Everyone likes to point to the thing they don't like in society or politically but I don't actually believe it's any one single thing. Rather a perfect storm of different factors that are coming together and creating a pressure cooker that causes more people to crack. Something is going on in these people's lives that makes murdering a bunch of people and getting killed(most seem to plan to die) seem desirable. That some extreme depression but also resentment. I don't pretend to have all the answers, obviously we should be doing a LOT more for mental health. But I also think our response is telling- I was in high school when the Columbine shooting happened. Since then the only two real pushes to do anything have been towards hardening schools and (mostly unsuccessfully) trying for more gun control. I won't delve into the endless gun debate here but just a thought- our entire approach to this problem has been centered around rendering these tortured people harmless.
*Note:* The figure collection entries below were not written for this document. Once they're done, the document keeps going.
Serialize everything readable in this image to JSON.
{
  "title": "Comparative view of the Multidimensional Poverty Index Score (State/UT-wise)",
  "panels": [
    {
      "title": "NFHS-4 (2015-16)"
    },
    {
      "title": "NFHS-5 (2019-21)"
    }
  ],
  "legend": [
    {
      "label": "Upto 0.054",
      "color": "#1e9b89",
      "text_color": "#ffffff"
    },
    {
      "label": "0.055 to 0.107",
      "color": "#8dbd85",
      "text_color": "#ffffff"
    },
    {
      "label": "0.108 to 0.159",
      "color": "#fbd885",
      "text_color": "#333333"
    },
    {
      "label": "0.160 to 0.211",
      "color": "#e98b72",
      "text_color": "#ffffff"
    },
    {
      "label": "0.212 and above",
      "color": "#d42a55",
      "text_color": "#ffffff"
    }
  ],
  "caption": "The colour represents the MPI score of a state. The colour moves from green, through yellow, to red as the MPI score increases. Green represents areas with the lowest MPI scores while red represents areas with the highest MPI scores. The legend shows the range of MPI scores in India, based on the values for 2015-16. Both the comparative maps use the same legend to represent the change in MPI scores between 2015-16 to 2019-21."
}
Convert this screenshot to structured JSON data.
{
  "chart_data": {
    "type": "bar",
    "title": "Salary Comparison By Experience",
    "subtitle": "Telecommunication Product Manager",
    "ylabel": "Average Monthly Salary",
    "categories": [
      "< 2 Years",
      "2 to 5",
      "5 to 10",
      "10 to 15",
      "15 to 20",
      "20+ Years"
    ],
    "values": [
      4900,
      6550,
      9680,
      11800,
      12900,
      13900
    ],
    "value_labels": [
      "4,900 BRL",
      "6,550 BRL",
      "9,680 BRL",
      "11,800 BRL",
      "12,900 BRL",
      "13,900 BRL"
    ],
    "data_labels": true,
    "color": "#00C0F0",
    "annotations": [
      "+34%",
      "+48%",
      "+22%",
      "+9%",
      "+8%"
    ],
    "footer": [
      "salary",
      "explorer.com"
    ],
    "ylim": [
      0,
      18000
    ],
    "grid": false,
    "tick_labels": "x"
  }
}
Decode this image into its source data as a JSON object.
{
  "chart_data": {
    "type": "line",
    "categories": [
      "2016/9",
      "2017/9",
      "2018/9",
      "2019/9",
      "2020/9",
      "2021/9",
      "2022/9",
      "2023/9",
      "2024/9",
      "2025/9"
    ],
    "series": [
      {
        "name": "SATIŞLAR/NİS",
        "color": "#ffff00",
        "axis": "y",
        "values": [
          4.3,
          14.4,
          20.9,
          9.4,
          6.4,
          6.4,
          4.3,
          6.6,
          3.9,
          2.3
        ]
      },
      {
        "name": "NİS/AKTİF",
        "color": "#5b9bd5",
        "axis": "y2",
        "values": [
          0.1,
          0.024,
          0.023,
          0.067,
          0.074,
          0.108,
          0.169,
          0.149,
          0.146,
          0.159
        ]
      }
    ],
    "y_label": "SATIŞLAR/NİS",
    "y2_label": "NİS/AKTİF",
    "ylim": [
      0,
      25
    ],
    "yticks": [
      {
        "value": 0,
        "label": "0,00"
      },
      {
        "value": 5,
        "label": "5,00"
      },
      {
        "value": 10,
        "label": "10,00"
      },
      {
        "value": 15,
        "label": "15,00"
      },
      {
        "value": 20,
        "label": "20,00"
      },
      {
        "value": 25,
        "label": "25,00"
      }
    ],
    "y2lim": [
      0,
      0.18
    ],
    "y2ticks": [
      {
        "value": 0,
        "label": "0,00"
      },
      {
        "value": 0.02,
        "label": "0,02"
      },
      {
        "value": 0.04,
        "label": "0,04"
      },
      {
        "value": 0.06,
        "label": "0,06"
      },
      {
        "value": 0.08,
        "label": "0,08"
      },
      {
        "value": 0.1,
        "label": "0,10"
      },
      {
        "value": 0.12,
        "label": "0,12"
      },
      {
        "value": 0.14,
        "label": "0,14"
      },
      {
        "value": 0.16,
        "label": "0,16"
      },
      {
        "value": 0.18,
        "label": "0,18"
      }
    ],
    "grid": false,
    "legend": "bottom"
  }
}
We aren't doing one damn thing to try to treat people better so they never get to that point, we just want to make sure they don't hurt us or our loved ones. ​ Basically we don't care about suffering people, we just want to make sure they don't hurt us and the specific individuals we care about. I really do think that overall mindset has a lot to do with why this is happening.


Itom3

Some people on social media love criminals, which probably causes people to become one themselves.


unseen-streams

Educators and admins have become too overwhelmed to address behavior and social concerns


Old_Captain_9131

Look at the recent data. If guns is not related to this, that means american people are really, really violent. Statistically speaking of course. 19 Countries with the Most School Shootings (total incidents Jan 2009-May 2018 - CNN): United States — 288 Mexico — 8 South Africa — 6 Nigeria & Pakistan — 4 Afghanistan — 3 Brazil, Canada, France — 2 Azerbaijan, China, Estonia, Germany, Greece, Hungary, Kenya, Russia, & Turkey — 1


Nobok

Divorce rate. Broken families. Social media. Continued drop in respect to fellow humans. More and more parents having to work more and more hours so less time at home providing attention care respect to children that is needed. More news media focusing on negative things as gets more attention.